I don’t care if he looks like every girl’s bad decision fantasy. He’s still the boy who made me feel invisible… until he wanted to humiliate me.
God help me.
“Why are you here?” I repeat.
Maddox leans one shoulder against the circulation desk like he owns the place. “Actually,” he says, dragging the word out like he’s enjoying this way too much, “I’m here on official firehouse business.”
I cross my arms, already suspicious. “Firehouse business?”
He flashes a grin that could melt glass. “Community outreach. Someone at town hall figured the library needed backup since you’re down a staff member, and the budget’s tight.”
Oh crap. I remember Marcia mentioning something about the program before she went on maternity leave. None of us took it too seriously, considering all the budget cuts.
“Oh, great,” I mutter. “So they sent a fireman to alphabetize books and wrangle screaming toddlers.

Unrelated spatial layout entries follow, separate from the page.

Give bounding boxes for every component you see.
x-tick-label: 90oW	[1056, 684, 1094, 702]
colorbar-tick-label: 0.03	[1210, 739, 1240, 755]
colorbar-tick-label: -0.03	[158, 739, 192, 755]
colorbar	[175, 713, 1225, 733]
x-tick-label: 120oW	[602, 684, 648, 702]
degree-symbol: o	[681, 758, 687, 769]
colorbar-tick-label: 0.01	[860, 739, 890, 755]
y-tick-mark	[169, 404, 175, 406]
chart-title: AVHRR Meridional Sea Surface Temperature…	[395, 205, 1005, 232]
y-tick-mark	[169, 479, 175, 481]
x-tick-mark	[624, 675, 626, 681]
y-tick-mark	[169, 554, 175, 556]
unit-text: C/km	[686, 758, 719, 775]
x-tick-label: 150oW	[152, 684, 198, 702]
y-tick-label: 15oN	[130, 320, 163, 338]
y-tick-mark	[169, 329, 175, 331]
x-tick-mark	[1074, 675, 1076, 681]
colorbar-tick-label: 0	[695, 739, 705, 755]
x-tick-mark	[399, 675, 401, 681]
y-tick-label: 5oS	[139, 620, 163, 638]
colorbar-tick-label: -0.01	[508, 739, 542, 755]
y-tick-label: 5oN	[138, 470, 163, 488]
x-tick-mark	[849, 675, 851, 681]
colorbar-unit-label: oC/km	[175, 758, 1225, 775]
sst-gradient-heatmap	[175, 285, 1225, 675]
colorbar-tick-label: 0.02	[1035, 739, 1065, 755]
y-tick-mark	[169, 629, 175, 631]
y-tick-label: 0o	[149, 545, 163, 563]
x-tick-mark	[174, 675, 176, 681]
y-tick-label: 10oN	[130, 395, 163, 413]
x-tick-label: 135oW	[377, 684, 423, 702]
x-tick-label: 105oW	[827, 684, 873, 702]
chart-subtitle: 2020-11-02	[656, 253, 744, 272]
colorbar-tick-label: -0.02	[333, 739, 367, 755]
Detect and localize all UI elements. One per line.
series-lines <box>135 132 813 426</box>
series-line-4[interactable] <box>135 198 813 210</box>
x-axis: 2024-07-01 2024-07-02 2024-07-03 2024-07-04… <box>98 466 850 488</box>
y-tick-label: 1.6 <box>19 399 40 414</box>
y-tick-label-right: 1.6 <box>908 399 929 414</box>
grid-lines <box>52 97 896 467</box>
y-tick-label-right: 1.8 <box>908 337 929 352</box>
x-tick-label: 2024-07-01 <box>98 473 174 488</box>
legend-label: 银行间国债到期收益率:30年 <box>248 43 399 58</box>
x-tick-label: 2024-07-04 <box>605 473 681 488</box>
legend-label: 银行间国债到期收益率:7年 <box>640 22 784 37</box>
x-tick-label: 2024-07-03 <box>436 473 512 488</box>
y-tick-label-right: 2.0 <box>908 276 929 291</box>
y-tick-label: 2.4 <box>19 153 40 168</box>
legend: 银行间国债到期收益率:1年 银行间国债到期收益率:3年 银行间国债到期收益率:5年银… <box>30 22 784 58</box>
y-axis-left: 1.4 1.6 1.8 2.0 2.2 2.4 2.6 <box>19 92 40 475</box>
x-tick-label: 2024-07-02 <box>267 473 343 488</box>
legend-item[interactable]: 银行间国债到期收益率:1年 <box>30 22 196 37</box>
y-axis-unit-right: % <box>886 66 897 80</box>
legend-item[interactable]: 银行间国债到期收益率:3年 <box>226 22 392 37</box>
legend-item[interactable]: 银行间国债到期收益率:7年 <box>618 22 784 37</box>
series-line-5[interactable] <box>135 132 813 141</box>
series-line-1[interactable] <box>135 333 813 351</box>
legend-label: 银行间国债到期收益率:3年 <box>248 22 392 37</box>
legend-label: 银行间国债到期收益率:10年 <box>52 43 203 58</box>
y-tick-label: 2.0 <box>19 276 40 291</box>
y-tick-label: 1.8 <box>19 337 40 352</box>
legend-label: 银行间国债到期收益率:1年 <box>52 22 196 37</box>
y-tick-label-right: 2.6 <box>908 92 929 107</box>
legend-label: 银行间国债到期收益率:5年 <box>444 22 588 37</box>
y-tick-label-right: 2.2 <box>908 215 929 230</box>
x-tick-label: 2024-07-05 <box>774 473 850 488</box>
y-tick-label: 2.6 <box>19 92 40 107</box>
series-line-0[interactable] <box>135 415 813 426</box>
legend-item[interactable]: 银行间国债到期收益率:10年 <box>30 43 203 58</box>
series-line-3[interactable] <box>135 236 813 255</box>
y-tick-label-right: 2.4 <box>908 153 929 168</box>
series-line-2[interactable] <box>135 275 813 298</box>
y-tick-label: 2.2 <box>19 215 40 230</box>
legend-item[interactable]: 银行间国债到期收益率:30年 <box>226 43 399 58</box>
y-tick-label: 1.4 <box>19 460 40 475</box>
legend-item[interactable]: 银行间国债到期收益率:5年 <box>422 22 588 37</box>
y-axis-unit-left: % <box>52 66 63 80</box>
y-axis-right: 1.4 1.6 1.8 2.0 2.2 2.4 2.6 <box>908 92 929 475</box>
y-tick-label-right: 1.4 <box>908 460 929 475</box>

That sure is going to help me.”
He shrugs, and it’s infuriating how casual he looks doing it—biceps flexing under that snug white tee, tattoos peeking from beneath his sleeves, muscles rippling in a cruel reminder that the universe really has a twisted sense of humor.
“They told us someone needed help here.” He tilts his head, voice dropping just a little. “Didn’t expect it to be you.”
I hate how my heart skips.
“And I didn’t expect you, Maddox Cole.” His name tastes like salt on my tongue. “Yet here we are,” I mutter, already feeling the familiar ache start to build behind my eyes.
I inhale deeply, bracing myself. The last thing I need is a migraine—and Maddox is basically a walking trigger.
“Look, I’m sure you signed up for this outreach program thinking you were doing your civic duty, saving the world one library at a time.” I force a tight smile. “But I don’t need saving. And I definitely don’t need your help. So let’s not waste either of our time. You can go. But don’t worry,” I add, with as much fake sweetness as I can muster, “I’ll tell the mayor you showed up. Gold star for effort.”
Then I turn, scoop up the scattered books from the desk, grab my crutches, and hobble toward the stacks without another glance back.
He doesn’t follow.
But I can feel his eyes burning a hole in my back the entire way.
Chapter 2
Maddox
I should leave. Turn around and pretend I never saw her. Pretend this day didn’t just throw a full-blown wrench into my plans. But I don’t.
I stay standing by the desk, still staring at the spot she disappeared to—between the stacks, moving slow, but still sharp around the edges. Maya Gibbons. That name used to do something to me. Hell, it still does.
Back in high school, she was the quiet girl with the soft voice and the big eyes that always looked like they knew more than anyone else in the room. The one who kept to herself, head down, shoulders tight, hiding behind books and that massive cardigan she wore like a shield. She wasn’t loud. She wasn’t flashy. But she was... impossible to ignore.
And yeah—I noticed her. I noticed everything. The way she’d nibble the cap of her pen when she was thinking. The way her cheeks flushed when the teacher called on her. The way she always sat in the second-to-last row, never the back, like she wanted to disappear but not entirely.
I had a crush on her. A massive, full-blown, inconvenient, teenage-boy crush. So naturally, I did what all teenage idiots do when they don’t know how to handle their feelings.
I teased her. Called her Dictionary Girl. Asked if her sweater came with a retirement package. Made cracks about her boots, her glasses, her quiet. It was cruel. I know that now. I wasa dumb fucking teenage boy and I know that it’s no excuse for the way I treated Maya.
Back then, it was camouflage. I had a reputation. I was Maddox Cole—varsity baseball, king of the hallway, too cool to care. My friends would’ve roasted me alive if they knew I had it bad for the quiet girl who always smelled like cinnamon and paperbacks.
So I buried it. And I buried her by being the biggest bully I could be. Because I couldn’t have her I made sure as hell no one else would.